LAWS(PVC)-1887-12-2

TEKAIT KALI PERSHAD SINGH Vs. ANUND ROY

Decided On December 07, 1887
Tekait Kali Pershad Singh Appellant
V/S
Anund Roy Respondents

JUDGEMENT

(1.) THE Appellant, Tekait Kali Pershad Singh, son of Tekait Meghraj Singh, deceased, instituted this suit on the 7th of April, 1881, against Dhanraj Roy, son of Alam Roy, deceased, and several others, to recover possession of the ghatwali mehal Kharna, comprising twenty-two mouzahs out of the mehals Kharagpore, which he alleged to be his ancestral ghatwali right.

(2.) THE plaint, inter alia, alleged that the family of the Plaintiff was governed by the Mitakshara law, but subject to a family custom that the eldest son became the malik without dividing with the other brothers, who are entitled to maintenance only; that the Tekait Meghraj was in possession, and that Plaintiff No. 1, his eldest son, was born in Aughran, 1241, and thereupon acquired a right with his father in the mehal; that Tekait Meghraj, without the consent of the Plaintiff No. 1, who had then attained his majority, under the bond dated the 26th Cheyt, 1265, borrowed the sum of Rs. 1300 from Alam Roy, ancestor of the Defendants Nos. 1, 2, and 3; that the aforesaid Alam Boy, on the basis of that bond, obtained a money decree against Meghraj without making the Plaintiff No. 1 a Defendant on the 18th of July, 1862; that on the sale in execution of that decree he got only the right and share of the said Tekait in the ghatwali mehal of mouzah Kharna sold by auction, and he purchased them himself at a reduced price, that is, for the sum of Rs. 3525, on the 13th of July, 1868; that Tekait Meghraj died in the month of Bhadon, 1278 Fusli (that is August, 1871); that the Plaintiff, agreeably to the usage of the family, governed by the Mitakshara law, acquired the right of direct possession in respect of the whole of mehal Kharna aforesaid, since the death of the said Tehait.
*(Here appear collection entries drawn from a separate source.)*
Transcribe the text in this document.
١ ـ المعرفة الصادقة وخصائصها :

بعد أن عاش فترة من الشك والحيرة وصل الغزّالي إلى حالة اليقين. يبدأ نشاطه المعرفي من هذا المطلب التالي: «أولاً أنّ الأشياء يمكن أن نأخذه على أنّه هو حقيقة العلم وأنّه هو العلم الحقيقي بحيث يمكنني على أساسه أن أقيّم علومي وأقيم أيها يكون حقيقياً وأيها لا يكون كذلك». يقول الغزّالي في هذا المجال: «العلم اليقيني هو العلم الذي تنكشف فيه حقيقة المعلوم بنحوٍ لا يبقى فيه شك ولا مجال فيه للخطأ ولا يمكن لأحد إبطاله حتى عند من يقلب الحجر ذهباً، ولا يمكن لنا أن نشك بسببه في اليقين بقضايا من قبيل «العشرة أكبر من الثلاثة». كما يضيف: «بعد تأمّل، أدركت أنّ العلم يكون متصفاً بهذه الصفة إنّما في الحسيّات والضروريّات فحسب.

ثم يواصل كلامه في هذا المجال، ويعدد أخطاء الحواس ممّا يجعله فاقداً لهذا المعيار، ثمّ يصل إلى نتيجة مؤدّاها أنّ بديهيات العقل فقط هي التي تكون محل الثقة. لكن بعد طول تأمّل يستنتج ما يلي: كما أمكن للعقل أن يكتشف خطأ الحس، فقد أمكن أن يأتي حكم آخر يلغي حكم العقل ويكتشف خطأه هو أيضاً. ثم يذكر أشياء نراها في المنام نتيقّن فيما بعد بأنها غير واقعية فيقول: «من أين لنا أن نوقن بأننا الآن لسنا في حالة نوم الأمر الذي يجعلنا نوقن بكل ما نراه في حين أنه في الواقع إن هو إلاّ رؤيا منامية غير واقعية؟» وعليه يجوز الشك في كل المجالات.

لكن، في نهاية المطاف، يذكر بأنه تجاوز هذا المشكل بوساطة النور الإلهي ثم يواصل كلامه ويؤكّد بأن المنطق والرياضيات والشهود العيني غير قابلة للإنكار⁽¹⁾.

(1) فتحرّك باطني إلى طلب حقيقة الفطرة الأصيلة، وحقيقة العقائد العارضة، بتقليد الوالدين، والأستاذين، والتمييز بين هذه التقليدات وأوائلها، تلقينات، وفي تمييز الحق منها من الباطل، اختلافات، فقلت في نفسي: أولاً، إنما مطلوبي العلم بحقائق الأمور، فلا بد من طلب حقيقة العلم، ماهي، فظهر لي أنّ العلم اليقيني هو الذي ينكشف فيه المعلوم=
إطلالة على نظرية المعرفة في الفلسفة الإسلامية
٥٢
The Defendants, in their written statement, denying most of the allegations in the plaint, specially contended that the Plaintiff had not any joint estate with his father, who was the sole proprietor; that the restrictions on the Mitakshara law did not affect the estate or the sale in question, and that the particular nature of the ghatwali tenure which was based on actual service is contrary to the joint right of the sons according to the Mitakshara law. The Defendants further relied on their title under the execution sale, and as to the allegation of the Plaintiff that the property was sold for a trifling sum, they pointed out that it was sold subject to a zurpesghi lease, which is in effect a mortgage, for Rs. 4923, which the purchasers had to redeem; that incumbrance had been created by Meghraj.

(3.) THE decision of the Subordinate Judge of Bhagulpore was given on the 13th of February, 1882. It occupies twenty-three large and closely-printed pages of the record. It exhibits great care and research, and is very full and very learned, but as it has been read at full length in the discussion at the Bar, it is not necessary to observe upon its reasoning. The decision of the Subordinate Judge is : That the claim of the Plaintiffs in respect of two-thirds share of mehal Kharna be decreed; that the Plaintiffs do get possession of the aforesaid two-thirds share on payment of two-thirds of the amount covered by the previous mortgage, amounting to Rs. 3282, and it is peculiar in this respect, that it is inconsistent with the case of the Plaintiff, and equally so with the defence. If the Plaintiff was entitled to relief on the case he has made, it was by a decree for the possession of the whole of the mehal Kharna.